How to move the title from one column to another?? (web scraping-python)

Question

How to move the title from one column to another?? (web scraping-python)

Asked 5 years ago

Viewed 53 times

0

I’m trying to make a web scraping, but if you view the site you notice that certain titles are on certain columns. What my program does is take the table, create two full columns of Nan and assign them a column title from the first effective column of the site. What could be wrong??? It seems that it jumps 2 columns, fills with the data and only then starts in the right way.

I need the first title to go to the third column, the second to the fourth, the third to the fifth and so on.

How it should look:

How does it look:

import pandas as pd
import lxml
import html5lib
from bs4 import BeautifulSoup
from pandas import DataFrame
import numpy as np
from selenium import webdriver
from selenium.webdriver.firefox.options import Options

url = "https://www.sunoresearch.com.br/acoes/itsa4/"

option = Options()
option.headless = True
driver = webdriver.Firefox()

driver.get(url)
time.sleep(10)

driver.find_element_by_xpath('//*[@id="demonstratives"]/div[2]/div[1]/div[1]/ng-select/div').click()
driver.find_element_by_xpath('//*[@id="demonstratives"]/div[2]/div[1]/div[1]/ng-select/div/ul/li[2]').click()
driver.find_element_by_xpath('//*[@id="demonstratives"]/div[2]/div[1]/div[2]/ng-select/div').click()
driver.find_element_by_xpath('//*[@id="demonstratives"]/div[2]/div[1]/div[2]/ng-select/div/ul/li[4]').click()
driver.find_element_by_xpath('//*[@id="demonstratives"]/div[2]/div[2]/div/button[2]').click()
element = driver.find_element_by_xpath('//*[@id="demonstratives"]/div[3]/div[2]')
html_content = element.get_attribute('outerHTML')

soup = BeautifulSoup(html_content, 'html.parser')
table = soup.find(name='table')

df_full = pd.read_html(str(table))[0]
pd.set_option('display.max_columns', None)
print(df_full)

driver.quit()

1 answer

Browser other questions tagged python pandas selenium-webdriver web-scraping beautifulsoup

You are not signed in. Login or sign up in order to post.

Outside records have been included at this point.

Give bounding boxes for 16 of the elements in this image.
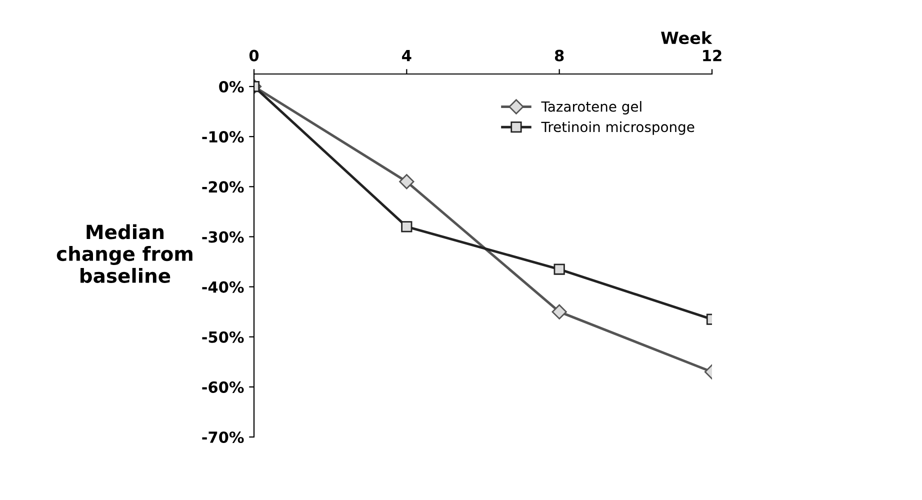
x-tick-label: 0 [249,50,259,62]
y-tick-label: -30% [202,231,244,243]
y-tick-label: -60% [202,381,244,393]
y-tick-label: -70% [202,431,244,444]
x-tick-label: 12 [703,50,722,62]
x-axis-title: Week [661,31,712,44]
legend-label: Tretinoin microsponge [541,121,694,135]
y-tick-label: -20% [202,181,244,193]
y-axis-title: Median change from baseline [56,224,192,283]
y-tick-label: -10% [202,131,244,143]
y-tick-label: -40% [202,281,244,293]
x-tick-label: 8 [554,50,564,62]
legend-label: Tazarotene gel [541,101,642,114]
y-tick-label: -50% [202,331,244,343]
x-tick-label: 4 [402,50,412,62]
y-tick-label: 0% [219,80,244,93]
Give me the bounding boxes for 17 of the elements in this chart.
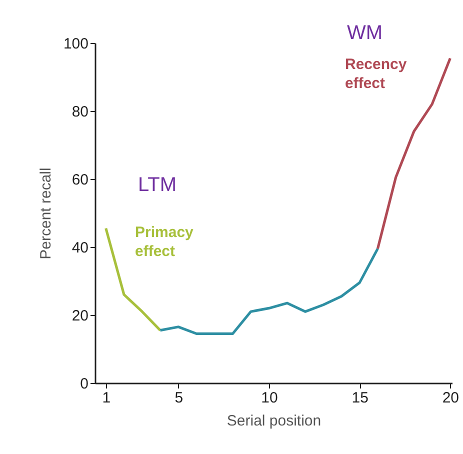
annotation: Recency effect (345, 56, 408, 92)
annotation: WM (347, 22, 383, 44)
y-tick-label: 100 (63, 36, 88, 52)
y-tick-label: 0 (80, 376, 88, 392)
y-tick-label: 80 (72, 104, 88, 120)
x-axis-title: Serial position (226, 412, 322, 430)
x-tick-label: 15 (352, 390, 368, 406)
y-axis-title: Percent recall (37, 168, 54, 260)
y-tick-label: 60 (72, 172, 88, 188)
annotation: Primacy effect (135, 224, 194, 260)
x-tick-label: 10 (261, 390, 278, 406)
annotation: LTM (138, 174, 177, 196)
x-tick-label: 20 (442, 390, 460, 406)
y-tick-label: 40 (72, 240, 88, 256)
x-tick-label: 1 (102, 390, 111, 406)
x-tick-label: 5 (174, 390, 184, 406)
y-tick-label: 20 (72, 308, 88, 324)
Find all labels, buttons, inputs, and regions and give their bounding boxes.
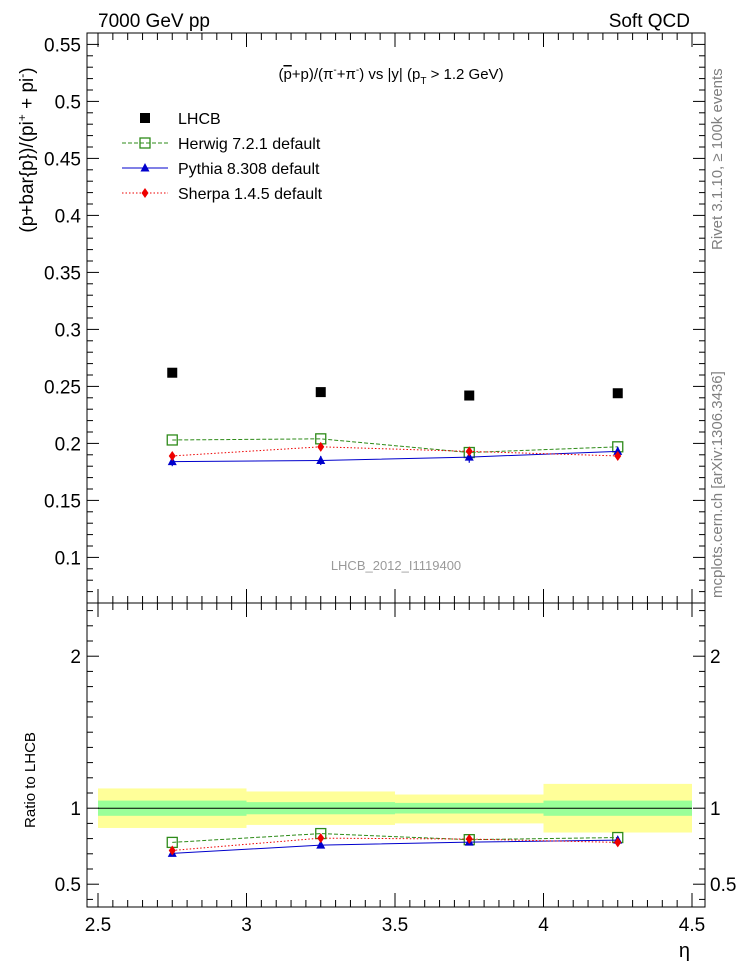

by gabriel pereira • 1 point · Answer 1 · 2020-08-09T02:17:52+00:00

Bro, I would recommend you drop these columns, because this df_full is a data frame pandas you can use the command,

df_full = df_full.drop(labels = ["Descrição", "1T2020"], axis = 1])

Ai following this old column name reasoning (old_column_name) for new column name (new_column_name), as in the example below,

df.rename({"old_column_name1":"new_column_name1","old_column_name2":"new_column_name2"}).

This if the problem is just renaming the columns.